Damien Tournoud’s picture

@lordzik: the problem is blindly downloading and installing a module from an untrusting source. This module has not been peer-reviewed and will not receive any security update.

lordzik’s picture

Hmmmm, so that problem with RSS parsing won't be fixed in core branch??
I understand that some RSS sources does not validate to anything but an application have to handle such problems. Even if you assume that input from user is no longer than 15 characters you still make some checks and validation to prevent problems :)

AlexisWilke’s picture

lordzik,

I told you already... Core says: "the RSS provider has to fix his feed". Go talk to your government about it! 8-)

The link can be more than 255 characters, so the update attempts to fix the problem by changing the field to type TEXT. I'm not too sure why MySQL doesn't like it. I use PostgreSQL.

Btw, the warning in #20 can be ignored. Very frankly, all the 3rd party modules are uploaded without "peer review". So they are no better than my download. If someone detects a security issue, they can contact me at once, just like the security team from here (who 99% of the time does not answer their emails.)

Anyway, I'm glad it works for you.
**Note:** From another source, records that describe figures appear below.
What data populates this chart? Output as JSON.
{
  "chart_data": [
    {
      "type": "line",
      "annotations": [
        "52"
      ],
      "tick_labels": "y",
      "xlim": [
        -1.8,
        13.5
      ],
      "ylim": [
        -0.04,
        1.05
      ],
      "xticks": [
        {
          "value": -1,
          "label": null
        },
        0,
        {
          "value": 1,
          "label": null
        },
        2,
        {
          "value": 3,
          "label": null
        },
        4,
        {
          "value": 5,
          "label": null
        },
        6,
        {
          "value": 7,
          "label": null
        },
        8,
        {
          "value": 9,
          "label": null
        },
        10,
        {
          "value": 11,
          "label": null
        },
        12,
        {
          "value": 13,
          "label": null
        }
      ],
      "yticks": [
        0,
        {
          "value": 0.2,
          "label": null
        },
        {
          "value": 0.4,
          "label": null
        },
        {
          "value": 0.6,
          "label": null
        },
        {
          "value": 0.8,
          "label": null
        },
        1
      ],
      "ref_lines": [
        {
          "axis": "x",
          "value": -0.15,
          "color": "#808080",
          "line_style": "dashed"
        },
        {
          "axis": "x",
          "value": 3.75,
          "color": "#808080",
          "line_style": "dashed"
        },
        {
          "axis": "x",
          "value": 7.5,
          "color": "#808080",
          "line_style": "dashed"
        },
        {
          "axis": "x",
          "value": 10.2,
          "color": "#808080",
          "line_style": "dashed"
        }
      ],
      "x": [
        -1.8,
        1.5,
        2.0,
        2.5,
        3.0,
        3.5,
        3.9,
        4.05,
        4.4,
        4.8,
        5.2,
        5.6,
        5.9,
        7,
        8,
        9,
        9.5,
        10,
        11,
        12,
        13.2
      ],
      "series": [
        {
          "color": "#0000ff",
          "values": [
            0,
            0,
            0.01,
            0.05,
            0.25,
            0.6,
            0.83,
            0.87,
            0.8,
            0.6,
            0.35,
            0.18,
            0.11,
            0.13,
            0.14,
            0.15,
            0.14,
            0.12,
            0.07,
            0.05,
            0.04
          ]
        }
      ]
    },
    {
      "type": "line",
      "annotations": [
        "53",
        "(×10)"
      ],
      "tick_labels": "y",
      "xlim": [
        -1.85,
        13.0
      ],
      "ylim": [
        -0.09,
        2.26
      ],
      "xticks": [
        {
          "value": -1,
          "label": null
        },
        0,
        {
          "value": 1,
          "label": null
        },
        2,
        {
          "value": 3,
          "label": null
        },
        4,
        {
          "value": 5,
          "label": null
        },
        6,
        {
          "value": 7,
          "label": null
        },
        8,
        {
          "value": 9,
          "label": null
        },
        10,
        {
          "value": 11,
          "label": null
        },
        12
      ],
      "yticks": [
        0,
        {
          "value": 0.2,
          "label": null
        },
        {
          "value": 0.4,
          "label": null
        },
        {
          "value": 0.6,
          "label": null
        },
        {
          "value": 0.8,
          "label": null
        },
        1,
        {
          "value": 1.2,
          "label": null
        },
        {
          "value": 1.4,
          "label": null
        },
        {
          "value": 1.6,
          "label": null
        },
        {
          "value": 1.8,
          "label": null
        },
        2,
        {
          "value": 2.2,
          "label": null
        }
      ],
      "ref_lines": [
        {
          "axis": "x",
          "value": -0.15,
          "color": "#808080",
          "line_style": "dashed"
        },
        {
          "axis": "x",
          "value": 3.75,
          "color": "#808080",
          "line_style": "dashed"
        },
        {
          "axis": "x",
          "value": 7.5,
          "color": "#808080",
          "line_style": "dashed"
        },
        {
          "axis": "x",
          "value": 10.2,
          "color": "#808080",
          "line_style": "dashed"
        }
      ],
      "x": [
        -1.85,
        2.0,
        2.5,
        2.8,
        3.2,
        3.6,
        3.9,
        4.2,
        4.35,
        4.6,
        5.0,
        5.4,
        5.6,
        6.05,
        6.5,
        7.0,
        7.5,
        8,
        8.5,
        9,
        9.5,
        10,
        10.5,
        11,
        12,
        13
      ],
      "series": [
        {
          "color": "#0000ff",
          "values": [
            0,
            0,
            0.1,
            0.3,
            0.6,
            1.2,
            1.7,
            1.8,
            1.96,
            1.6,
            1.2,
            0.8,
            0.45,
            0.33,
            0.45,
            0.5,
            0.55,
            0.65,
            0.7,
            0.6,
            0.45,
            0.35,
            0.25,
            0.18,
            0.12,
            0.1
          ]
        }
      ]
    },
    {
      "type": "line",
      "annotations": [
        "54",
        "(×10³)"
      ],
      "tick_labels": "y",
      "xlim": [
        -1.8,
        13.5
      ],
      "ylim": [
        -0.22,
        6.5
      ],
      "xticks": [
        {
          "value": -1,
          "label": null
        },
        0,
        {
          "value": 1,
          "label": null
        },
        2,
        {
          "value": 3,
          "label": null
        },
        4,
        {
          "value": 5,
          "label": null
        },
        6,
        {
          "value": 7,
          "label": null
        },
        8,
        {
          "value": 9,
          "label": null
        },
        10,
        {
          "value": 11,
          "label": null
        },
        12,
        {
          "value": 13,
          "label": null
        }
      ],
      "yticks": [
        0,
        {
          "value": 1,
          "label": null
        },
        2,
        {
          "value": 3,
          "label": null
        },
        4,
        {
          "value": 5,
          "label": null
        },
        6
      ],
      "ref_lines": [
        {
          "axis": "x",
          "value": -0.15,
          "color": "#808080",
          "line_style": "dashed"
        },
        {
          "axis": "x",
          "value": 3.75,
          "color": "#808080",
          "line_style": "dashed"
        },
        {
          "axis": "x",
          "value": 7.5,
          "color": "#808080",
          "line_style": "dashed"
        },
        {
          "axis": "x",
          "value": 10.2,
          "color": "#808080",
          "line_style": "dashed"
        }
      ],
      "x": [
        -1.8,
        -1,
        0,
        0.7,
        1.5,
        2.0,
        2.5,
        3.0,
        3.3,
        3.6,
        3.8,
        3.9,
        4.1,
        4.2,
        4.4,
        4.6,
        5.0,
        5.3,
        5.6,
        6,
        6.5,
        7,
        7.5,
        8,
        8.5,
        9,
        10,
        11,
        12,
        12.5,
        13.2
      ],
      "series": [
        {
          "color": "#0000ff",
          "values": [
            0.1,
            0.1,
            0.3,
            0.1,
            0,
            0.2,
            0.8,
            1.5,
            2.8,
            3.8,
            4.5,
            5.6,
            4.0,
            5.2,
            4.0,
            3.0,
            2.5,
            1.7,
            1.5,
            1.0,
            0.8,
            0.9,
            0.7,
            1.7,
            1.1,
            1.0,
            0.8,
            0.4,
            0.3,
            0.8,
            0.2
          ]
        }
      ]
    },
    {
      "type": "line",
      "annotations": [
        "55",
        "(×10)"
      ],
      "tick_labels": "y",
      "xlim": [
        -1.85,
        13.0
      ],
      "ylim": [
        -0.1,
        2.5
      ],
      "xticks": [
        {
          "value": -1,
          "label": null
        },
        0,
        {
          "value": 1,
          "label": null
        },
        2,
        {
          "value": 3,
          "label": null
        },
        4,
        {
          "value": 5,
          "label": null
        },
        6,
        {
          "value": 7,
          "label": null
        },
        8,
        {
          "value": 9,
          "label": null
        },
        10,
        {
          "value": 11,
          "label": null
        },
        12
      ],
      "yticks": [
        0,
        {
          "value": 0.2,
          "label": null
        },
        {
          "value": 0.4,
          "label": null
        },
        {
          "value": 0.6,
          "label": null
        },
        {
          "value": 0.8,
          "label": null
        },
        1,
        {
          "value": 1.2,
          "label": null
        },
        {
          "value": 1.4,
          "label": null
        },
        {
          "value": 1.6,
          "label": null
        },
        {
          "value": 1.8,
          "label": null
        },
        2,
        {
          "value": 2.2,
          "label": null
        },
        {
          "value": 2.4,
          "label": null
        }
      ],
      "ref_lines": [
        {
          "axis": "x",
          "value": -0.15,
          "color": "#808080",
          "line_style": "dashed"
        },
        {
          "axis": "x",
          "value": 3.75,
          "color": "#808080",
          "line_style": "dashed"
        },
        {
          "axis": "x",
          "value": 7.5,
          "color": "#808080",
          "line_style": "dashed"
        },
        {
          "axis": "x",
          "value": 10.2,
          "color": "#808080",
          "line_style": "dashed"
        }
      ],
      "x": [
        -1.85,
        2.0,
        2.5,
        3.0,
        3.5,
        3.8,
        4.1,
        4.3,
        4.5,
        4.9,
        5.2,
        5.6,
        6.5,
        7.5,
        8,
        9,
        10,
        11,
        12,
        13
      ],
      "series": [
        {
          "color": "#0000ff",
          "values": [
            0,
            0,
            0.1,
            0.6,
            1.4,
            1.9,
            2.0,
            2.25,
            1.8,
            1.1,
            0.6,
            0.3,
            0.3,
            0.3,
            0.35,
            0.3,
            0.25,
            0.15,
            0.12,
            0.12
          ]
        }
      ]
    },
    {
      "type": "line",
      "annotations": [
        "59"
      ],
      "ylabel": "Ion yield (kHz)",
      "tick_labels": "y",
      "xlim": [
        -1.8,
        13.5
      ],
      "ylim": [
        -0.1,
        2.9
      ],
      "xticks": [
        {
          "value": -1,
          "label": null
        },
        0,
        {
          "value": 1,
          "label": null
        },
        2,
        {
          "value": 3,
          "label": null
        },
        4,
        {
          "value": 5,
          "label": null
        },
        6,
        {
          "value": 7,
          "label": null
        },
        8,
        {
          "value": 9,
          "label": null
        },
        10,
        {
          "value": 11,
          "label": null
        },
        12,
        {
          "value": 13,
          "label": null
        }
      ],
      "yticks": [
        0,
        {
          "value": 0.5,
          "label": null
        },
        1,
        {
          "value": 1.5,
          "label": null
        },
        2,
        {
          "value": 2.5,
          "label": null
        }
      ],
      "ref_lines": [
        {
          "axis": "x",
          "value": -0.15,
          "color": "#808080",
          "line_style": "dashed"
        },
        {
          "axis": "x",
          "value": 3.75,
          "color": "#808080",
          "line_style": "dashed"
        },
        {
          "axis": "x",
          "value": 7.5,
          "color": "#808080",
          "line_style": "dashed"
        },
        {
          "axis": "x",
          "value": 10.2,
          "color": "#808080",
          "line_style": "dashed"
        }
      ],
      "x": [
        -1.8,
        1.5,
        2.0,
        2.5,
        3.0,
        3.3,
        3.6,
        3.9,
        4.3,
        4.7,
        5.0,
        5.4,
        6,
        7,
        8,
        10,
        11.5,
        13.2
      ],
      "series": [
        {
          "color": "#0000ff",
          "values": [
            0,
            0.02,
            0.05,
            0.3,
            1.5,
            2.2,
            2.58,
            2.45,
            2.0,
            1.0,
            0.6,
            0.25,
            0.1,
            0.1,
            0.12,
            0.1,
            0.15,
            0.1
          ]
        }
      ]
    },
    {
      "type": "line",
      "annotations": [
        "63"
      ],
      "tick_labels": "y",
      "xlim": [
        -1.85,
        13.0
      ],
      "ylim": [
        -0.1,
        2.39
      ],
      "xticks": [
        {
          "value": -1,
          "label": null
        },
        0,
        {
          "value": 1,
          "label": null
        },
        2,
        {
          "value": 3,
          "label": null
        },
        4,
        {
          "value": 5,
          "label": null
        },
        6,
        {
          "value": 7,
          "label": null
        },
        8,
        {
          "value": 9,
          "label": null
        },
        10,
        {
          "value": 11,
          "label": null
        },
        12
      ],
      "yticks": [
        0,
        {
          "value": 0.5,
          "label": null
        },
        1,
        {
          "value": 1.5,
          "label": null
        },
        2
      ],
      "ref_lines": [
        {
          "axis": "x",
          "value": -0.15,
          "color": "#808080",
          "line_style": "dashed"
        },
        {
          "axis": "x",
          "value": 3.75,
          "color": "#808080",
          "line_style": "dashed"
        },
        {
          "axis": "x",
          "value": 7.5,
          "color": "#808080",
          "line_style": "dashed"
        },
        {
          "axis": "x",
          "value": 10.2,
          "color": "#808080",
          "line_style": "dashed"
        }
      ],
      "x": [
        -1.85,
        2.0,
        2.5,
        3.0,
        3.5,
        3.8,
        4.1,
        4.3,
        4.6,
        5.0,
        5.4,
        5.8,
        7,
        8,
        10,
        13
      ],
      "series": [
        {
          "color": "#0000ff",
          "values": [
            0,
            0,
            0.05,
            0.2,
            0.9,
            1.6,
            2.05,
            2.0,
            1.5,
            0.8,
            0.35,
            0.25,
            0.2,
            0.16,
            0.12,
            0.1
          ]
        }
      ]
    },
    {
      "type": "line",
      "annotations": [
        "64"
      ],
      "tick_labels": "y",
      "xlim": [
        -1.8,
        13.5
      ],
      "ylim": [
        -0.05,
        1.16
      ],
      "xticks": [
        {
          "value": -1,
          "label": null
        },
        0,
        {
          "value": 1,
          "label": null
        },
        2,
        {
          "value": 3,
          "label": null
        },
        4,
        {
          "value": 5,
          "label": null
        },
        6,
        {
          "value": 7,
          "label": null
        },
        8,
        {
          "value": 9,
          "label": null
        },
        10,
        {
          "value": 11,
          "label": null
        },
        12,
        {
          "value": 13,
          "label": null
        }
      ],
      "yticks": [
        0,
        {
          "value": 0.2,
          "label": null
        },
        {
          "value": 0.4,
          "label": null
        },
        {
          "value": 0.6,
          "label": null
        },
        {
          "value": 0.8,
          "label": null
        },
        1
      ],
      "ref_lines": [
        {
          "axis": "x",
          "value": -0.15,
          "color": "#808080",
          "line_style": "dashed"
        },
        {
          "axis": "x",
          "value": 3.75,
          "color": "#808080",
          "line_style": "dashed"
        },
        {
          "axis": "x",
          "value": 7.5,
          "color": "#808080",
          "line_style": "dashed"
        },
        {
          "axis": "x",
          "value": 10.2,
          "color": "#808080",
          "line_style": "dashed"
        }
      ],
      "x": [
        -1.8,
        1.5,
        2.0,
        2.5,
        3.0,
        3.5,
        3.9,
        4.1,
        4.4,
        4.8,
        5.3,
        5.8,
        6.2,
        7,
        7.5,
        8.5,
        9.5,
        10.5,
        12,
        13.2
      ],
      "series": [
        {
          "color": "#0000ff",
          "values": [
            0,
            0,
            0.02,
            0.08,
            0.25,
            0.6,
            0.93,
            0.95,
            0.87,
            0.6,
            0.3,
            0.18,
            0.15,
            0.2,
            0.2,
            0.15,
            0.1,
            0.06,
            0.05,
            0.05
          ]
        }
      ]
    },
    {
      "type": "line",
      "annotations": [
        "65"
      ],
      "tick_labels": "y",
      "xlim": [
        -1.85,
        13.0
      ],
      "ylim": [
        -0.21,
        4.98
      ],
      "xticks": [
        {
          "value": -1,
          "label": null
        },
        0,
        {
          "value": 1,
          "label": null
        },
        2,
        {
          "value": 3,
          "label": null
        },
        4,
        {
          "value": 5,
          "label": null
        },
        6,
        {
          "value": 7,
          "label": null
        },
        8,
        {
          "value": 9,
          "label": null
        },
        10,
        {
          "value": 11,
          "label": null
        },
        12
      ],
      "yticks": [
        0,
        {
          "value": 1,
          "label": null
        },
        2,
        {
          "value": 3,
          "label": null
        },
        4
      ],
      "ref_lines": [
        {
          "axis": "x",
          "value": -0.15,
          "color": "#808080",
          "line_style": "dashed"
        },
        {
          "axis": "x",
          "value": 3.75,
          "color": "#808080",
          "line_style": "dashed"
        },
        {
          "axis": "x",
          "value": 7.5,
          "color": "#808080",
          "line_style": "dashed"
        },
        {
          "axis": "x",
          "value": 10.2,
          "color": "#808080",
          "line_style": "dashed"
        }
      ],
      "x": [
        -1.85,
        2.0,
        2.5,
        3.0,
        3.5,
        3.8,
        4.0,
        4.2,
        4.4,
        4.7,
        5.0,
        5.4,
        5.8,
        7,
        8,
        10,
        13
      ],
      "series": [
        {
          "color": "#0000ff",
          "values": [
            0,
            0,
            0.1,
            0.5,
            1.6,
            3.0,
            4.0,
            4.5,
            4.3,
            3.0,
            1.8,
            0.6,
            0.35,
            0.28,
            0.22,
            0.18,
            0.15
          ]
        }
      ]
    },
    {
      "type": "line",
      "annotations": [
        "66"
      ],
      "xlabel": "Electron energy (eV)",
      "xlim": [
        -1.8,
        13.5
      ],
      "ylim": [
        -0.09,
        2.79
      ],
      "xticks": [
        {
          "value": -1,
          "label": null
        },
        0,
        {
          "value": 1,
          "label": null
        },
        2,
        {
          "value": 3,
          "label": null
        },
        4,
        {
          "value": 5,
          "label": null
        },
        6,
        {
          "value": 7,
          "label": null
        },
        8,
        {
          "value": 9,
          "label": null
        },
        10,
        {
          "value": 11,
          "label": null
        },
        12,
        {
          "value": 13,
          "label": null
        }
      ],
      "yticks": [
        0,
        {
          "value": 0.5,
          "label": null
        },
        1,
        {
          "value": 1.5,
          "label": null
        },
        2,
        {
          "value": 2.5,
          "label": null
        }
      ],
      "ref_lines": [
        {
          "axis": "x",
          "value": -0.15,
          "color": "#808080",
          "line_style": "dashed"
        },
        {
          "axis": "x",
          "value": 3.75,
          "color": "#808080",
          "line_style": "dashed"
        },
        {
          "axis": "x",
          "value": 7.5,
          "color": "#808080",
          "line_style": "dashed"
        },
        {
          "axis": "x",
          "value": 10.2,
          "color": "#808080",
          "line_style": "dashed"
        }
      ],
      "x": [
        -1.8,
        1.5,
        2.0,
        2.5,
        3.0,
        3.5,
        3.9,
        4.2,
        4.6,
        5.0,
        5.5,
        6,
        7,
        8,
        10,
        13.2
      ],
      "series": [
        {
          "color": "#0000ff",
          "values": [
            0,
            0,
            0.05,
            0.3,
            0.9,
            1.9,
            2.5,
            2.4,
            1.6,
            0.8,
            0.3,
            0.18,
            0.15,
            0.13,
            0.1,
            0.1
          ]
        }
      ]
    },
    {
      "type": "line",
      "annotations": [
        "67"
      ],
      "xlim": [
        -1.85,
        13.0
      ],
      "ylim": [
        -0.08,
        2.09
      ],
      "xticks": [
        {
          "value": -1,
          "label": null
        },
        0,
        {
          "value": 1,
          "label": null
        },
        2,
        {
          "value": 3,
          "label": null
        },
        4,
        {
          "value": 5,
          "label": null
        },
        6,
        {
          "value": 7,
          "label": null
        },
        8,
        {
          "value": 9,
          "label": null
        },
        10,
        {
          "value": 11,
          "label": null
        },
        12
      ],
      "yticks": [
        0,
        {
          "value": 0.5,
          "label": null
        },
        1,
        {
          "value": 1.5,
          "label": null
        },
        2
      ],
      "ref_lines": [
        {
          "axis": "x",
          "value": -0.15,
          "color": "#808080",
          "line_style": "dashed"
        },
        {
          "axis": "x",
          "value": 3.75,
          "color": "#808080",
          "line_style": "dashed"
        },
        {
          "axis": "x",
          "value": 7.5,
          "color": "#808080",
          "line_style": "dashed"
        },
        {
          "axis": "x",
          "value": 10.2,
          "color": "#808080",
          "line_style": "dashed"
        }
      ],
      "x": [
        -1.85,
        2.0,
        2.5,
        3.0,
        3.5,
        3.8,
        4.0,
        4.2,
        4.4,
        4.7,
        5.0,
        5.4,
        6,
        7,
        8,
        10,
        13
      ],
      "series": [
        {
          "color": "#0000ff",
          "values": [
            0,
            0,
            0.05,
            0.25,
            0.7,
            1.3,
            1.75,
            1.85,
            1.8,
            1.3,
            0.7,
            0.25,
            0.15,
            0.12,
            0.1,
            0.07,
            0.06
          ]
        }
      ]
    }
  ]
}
That's a relief that someone uses my code changes!

Thank you.
Alexis

lordzik’s picture

@Alexis Wilke
I don't like the way "core" acts in this case because you can't change the world - but can adapt your code to handle it...

Can you make a new patch for core module?
And did you submit other patches for core module that you've included in your version of the module?

Again, thank you for your help.

ps for core developers: Drupal 5 did parse RSS from #15 just fine! Problem appeard after site upgrade from D5 to D6.

lordzik’s picture

And one more thing - you probably can handle an error in update process by checking if db_type is pgsql ;)

AlexisWilke’s picture

lordzik,

I do agree that the answer in #5 is not valid. Most RSS I have found, be it from large companies like National Geographic, CNN, or that Polish website, have some problems. At times, the problem is temporary (like that < problem, once that item is too old, it wouldn't appear in the RSS and thus not cause any problem.)

I have not submitted any more patches in regard to aggregator for 2 reasons:

1) From what I understand my patches for the aggregator are absolutely not welcome

2) My version is already so different that it would be very difficult for me to submit a patch (their loss, but you can use my tarball as is!)

However, I have been keeping up with all the updates from Drupal.org which is 0 updates for the last 10 releases or so. In other words, the Drupal Core version of Aggregator is perfect, isn't it?

Thank you.
Alexis

Status: Needs work » Closed (outdated)

Automatically closed because Drupal 6 is no longer supported. If the issue verifiably applies to later versions, please reopen with details and update the version.